Eğer Müslümanlara parlamenter sistemin çıplak olduğu gibi başkalık sisteminin de esastan çıplak olduğunu anlatamazsak, yalancı terziler, Müslümanların üzerine sadece aptalların, ahmakların, dalkavukların, menfaat peşinde koşanların görebileceği bir elbise daha dikecekler.

İşte o zaman Allah’ın Müslümanların üzerine takdir ettiği, onları koruyan ve onlar için mücadele eden elbiseleri, Müslümanların nefislerinden ve zihinlerinden bir yüzyıl daha munfasıl hâle gelecektir. Böylece sömürgeci terziler tarafından “dikildiği söylenen” elbisenin Müslümanların şahsiyetlerine tesiri daha kuvvetli olacaktır.

Kötü olan ise Müslümanlar vücutlarında elbise olmadığını fark ettiklerinde, zillete duçar olunmuş, hor ve hakir bir yaşantı benimsenmiş, her türlü haram ve aşağılanmanın kucağına düşülmüş, sömürgecilerin kulu-kölesi hâline gelinmiş yani olan olmuş, başa gelen gelmiş olacaktır. Oluşan siyasi boşluğu da yine kâfir sömürgeci devletler dolduracaktır.

Onun için; “Başkan da çıplaksa ne olacak?” sorusunun cevabını bulmak zorundayız ki aynı delikten ikinci defa ısırılmayalım!

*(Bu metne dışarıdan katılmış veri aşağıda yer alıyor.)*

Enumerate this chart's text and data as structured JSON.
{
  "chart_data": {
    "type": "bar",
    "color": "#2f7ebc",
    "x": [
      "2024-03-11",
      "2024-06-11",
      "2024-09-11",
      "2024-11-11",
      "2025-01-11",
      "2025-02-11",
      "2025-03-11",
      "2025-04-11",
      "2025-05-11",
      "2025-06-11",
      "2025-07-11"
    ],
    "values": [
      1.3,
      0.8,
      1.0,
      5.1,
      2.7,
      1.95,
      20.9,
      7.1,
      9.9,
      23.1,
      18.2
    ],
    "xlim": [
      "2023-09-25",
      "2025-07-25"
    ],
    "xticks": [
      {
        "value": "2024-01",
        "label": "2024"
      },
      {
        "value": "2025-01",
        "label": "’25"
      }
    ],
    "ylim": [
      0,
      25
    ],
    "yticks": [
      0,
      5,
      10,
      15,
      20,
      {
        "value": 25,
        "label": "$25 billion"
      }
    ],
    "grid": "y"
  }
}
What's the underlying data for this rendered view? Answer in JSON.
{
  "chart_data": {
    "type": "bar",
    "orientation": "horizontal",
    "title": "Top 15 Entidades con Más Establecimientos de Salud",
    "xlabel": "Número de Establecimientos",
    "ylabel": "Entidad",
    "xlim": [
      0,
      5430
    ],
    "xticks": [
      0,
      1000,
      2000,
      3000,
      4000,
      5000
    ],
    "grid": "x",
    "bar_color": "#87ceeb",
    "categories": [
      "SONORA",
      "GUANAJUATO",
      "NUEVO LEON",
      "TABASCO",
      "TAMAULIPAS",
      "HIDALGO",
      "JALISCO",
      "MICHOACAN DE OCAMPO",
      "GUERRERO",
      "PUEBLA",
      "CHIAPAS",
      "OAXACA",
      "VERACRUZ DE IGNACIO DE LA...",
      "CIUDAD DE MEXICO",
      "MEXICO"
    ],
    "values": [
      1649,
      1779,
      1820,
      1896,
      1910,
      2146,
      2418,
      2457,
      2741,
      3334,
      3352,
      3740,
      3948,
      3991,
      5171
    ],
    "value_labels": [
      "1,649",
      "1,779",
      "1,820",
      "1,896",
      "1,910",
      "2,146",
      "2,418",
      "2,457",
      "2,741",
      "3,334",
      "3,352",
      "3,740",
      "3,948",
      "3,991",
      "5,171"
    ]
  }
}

يَوْمَ يُكْشَفُ عَن سَاقٍ وَيُدْعَوْنَ إِلَى السُّجُودِ فَلَا يَسْتَطِيعُونَ خَاشِعَةً أَبْصَارُهُمْ تَرْهَقُهُمْ ذِلَّةٌ وَقَدْ كَانُوا يُدْعَوْنَ إِلَى السُّجُودِ وَهُمْ سَالِمُونَ

“O gün işin dehşetinden baldırlar açılır; secdeye çağrılırlar ama bunu yapamazlar. Gözleri dönmüş olarak yüzlerini zillet bürür. Oysa kendileri sapasağlam oldukları zaman da secdeye çağrılmışlardı.”[1]